Ó Ríordáin, who according to Vice News played a "key role in legalizing gay marriage in Ireland...and in gaining equal rights for the LGBT and traveller communities," said drug users are similarly stigmatized.
"What the debate about safer injecting rooms is really about is, 'We really don't like these people, they are a sub-species, less than human, we should just sweep them away and it will all be better,'" Ó Ríordáin continued. "If you are a citizen of the Republic, you should be treated as a citizen of the Republic. If you have illness, society needs to treat you."
Medically supervised injection rooms are expected to open in Dublin next year, followed shortly afterwards by facilities in Cork, Galway, and Limerick.
Tony Duffin, director of the Ana Liffey Drug Project, the first 'low threshold – harm reduction' type service in Ireland, said that such centers can "save lives."

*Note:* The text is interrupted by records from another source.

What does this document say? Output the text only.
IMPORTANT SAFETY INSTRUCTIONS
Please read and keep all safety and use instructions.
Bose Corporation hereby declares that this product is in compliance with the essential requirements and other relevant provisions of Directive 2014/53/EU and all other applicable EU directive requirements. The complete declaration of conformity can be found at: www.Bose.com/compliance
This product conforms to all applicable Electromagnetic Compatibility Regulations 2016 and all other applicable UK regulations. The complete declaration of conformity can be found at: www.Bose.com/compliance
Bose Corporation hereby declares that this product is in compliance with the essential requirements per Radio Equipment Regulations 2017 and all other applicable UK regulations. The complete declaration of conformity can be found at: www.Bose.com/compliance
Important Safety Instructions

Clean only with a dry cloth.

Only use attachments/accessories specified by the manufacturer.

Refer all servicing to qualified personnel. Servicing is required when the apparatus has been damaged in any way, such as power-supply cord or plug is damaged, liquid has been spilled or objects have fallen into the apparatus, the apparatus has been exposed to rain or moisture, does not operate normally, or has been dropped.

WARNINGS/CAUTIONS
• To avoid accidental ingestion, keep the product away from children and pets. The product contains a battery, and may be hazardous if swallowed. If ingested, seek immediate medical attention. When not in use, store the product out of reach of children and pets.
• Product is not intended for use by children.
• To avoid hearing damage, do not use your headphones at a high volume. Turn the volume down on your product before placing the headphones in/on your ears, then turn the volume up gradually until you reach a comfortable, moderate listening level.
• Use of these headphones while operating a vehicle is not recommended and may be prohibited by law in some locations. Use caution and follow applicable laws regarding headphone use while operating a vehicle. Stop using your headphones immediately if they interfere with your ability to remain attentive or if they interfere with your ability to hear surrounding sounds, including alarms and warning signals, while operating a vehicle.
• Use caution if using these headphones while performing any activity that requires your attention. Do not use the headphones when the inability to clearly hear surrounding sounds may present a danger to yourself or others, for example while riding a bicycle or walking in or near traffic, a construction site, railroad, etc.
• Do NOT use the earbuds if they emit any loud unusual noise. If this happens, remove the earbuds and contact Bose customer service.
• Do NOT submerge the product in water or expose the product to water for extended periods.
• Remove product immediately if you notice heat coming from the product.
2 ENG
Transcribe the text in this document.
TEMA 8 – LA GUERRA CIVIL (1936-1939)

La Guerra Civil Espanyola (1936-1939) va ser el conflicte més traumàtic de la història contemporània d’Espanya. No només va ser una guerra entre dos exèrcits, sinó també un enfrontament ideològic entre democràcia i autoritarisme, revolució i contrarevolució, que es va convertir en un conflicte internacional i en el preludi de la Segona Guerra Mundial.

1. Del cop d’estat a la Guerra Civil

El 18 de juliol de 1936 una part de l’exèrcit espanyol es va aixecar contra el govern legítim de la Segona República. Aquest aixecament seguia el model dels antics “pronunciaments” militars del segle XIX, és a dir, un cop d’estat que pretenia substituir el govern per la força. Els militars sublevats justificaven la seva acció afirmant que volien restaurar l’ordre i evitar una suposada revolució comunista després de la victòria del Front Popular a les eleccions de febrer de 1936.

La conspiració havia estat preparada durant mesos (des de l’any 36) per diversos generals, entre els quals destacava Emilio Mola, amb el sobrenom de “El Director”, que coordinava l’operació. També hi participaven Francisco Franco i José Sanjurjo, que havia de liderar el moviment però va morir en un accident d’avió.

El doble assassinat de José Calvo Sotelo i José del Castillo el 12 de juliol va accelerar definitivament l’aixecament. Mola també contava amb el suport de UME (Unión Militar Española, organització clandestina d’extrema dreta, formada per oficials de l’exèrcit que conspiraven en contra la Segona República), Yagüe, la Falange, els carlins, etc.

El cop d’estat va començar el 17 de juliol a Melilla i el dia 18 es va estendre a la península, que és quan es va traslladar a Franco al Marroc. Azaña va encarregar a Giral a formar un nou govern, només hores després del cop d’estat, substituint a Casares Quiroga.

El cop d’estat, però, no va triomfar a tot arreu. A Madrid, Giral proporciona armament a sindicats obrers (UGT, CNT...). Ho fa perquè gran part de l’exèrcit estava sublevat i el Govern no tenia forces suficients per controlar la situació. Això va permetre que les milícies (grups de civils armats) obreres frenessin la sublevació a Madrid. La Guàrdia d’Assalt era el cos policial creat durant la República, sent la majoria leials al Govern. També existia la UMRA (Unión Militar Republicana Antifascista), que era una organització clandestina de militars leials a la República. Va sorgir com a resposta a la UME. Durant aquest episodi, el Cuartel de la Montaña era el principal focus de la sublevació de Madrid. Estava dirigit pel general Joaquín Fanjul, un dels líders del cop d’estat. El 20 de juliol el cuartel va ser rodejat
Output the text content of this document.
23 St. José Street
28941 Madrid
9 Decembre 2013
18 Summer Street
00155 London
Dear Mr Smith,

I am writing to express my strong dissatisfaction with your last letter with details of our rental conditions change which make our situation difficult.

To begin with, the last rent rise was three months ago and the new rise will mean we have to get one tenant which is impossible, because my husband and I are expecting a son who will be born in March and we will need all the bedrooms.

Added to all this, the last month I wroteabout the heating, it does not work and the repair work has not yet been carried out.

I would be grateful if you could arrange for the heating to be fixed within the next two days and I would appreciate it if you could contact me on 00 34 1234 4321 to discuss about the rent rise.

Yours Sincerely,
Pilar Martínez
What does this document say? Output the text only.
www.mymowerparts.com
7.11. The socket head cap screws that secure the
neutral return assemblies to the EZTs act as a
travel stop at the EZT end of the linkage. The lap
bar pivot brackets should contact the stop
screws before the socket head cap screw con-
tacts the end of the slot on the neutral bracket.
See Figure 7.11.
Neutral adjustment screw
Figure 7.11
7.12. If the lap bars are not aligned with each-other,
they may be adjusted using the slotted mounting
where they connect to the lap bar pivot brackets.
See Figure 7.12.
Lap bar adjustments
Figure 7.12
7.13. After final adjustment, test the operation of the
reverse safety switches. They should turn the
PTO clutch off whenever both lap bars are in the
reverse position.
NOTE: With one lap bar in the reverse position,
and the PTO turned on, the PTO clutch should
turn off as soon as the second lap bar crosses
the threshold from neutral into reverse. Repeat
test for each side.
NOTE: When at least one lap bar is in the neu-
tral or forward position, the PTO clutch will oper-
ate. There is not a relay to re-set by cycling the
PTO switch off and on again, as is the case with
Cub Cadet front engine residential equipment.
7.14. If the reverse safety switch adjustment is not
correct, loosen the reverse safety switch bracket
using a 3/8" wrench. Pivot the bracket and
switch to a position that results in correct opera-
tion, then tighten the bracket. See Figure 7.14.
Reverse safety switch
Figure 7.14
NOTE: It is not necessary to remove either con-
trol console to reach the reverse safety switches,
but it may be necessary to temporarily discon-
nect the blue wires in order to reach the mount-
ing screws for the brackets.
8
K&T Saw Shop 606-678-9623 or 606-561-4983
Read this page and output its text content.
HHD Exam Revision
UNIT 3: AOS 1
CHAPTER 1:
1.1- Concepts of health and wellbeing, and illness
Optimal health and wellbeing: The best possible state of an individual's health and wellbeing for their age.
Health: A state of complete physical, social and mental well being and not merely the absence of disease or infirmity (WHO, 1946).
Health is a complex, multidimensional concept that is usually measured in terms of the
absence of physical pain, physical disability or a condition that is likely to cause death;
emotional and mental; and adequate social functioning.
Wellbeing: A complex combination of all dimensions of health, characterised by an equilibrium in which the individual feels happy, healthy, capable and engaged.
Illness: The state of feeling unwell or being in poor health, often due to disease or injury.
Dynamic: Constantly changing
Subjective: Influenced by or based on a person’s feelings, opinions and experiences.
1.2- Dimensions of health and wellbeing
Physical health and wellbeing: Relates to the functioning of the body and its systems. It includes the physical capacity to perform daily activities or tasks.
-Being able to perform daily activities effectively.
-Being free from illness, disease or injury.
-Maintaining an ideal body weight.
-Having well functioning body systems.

"I've seen firsthand how the services have helped people," Duffin told Vice. "Nobody has ever died of an overdose in a drug consumption room across the globe in the 90 centers that are currently running." Such facilities already exist in a number of European countries including the Netherlands, Norway, Switzerland, Spain, and Germany.
Ireland now follows a wave of countries moving towards drug liberalization amid increasing evidence that the War on Drugs has failed by measures including public health, crime prevention, and criminal justice.